While blog marketing is not journalism in the true sense of the term, commitment to the truth should take two forms in blog posts, we teach at Say It For You:

  1. Using data to back up claims
  2. Properly attributing ideas, images, and text that come from others’ work.

“The best content marketers aren’t afraid to share,” Corey Wainwright of Hubspot explains. (By giving credit in a hyperlink, not only am I giving Wainwright credit for the quote, I’m linking to the Hubspot website where his blog post appears.

With literally trillions of words being added daily to the World Wide Web, the Internet has become the largest repository of information in human history. Blogging for business has become a rapidly growing part of this information swell, and (inadvertently or on purpose) there’s undoubtedly a lot of “borrowing” going on.

As an occasional high school and college level English tutor, I teach my students to avoid plagiarism by properly attributing statements to their proper authors.  The blogging equivalent of citations is links. There are actually rewards to be gained in this arena for doing the “right and proper thing”: Electronic links enhance search engine rankings for your blog by creating back-and-forth online “traffic”.

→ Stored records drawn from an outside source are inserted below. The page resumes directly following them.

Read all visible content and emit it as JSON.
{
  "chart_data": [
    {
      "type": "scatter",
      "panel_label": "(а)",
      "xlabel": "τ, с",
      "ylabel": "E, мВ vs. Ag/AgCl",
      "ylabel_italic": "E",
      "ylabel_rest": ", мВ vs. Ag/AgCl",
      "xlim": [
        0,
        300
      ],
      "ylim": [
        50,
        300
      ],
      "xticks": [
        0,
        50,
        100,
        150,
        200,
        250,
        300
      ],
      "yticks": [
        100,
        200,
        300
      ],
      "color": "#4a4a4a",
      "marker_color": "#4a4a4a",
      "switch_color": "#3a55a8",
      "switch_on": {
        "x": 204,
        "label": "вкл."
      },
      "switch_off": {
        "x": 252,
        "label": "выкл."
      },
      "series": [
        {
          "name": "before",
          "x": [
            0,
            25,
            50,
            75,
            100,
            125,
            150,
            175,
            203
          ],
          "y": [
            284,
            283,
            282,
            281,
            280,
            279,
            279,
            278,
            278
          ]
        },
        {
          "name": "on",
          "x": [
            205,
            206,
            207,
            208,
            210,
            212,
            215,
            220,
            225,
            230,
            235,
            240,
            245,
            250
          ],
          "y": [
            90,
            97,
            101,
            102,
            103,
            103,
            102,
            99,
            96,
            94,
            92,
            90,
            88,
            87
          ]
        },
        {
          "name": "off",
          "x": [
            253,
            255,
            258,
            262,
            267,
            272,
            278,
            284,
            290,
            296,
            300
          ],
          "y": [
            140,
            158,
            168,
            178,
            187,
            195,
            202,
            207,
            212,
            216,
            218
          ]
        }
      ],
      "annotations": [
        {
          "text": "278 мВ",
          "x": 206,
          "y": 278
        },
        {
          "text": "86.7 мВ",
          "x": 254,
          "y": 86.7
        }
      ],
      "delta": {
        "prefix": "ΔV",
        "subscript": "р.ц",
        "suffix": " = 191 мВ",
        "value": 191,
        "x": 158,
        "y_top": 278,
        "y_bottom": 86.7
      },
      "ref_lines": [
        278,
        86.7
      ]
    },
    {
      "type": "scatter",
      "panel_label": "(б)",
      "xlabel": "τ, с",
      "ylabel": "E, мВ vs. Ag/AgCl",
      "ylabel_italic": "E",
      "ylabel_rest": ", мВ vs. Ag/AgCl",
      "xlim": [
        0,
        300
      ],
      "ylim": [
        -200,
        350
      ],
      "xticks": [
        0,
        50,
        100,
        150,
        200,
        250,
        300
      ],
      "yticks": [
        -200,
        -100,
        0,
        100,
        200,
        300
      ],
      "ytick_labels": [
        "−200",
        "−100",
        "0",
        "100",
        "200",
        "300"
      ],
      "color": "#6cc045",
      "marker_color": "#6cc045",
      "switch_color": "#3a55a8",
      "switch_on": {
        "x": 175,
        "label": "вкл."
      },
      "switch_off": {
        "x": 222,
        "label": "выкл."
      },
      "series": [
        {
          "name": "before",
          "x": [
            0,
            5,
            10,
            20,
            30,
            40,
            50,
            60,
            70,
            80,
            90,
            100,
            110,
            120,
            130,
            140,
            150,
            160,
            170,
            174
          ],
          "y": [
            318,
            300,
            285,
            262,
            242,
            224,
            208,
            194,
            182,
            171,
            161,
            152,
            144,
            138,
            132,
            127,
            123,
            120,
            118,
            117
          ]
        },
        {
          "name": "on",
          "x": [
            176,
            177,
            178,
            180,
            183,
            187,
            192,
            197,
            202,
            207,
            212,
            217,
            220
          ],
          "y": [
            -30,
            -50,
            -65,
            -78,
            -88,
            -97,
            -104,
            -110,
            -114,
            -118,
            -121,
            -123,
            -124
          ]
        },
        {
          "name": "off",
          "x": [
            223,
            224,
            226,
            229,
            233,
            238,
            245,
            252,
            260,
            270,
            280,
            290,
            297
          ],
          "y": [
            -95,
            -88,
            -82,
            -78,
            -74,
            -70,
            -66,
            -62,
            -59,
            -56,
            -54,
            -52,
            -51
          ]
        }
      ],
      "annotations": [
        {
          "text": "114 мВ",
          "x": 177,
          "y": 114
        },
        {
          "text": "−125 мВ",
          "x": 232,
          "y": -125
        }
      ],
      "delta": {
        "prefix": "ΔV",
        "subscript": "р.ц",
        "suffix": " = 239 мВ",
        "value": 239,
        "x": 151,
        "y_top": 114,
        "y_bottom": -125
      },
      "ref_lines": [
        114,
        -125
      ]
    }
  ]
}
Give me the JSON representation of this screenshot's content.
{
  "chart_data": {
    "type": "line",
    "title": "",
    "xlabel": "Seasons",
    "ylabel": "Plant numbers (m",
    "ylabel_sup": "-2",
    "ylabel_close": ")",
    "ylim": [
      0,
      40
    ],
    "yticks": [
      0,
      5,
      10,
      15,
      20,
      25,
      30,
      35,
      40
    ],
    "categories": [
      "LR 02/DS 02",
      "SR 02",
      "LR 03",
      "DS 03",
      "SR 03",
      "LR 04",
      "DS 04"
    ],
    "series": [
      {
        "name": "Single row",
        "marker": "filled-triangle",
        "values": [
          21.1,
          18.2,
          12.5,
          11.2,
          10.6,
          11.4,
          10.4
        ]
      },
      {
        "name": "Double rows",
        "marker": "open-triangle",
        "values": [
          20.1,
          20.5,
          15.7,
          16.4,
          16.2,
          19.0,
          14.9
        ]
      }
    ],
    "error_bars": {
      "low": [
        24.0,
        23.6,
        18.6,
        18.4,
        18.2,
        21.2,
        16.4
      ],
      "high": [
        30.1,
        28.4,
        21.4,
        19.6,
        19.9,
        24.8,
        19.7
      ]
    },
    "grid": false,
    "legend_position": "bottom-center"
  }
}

There’s a second aspect to “truth-in-blogging” when it comes to claims. Most business blog posts make claims.  The claims may be understated, exaggerated, or exactly on the money, but still – a claim is a claim. The problem is, often blog visitors don’t know how to “digest” the claims you’ve “served up”.  They simply don’t have any basis for comparison, not being as expert as you are in your field. What I’m getting at is that every claim needs to be put into context, so that it not only is true, but so that it feels true to your online visitors. Readers must be shown how that claim has the potential to help them with their problem or need!

Anyone can blog about “what “they heard” or “what they think” or “what they claim”, but the best business blog writers are committed to the truth.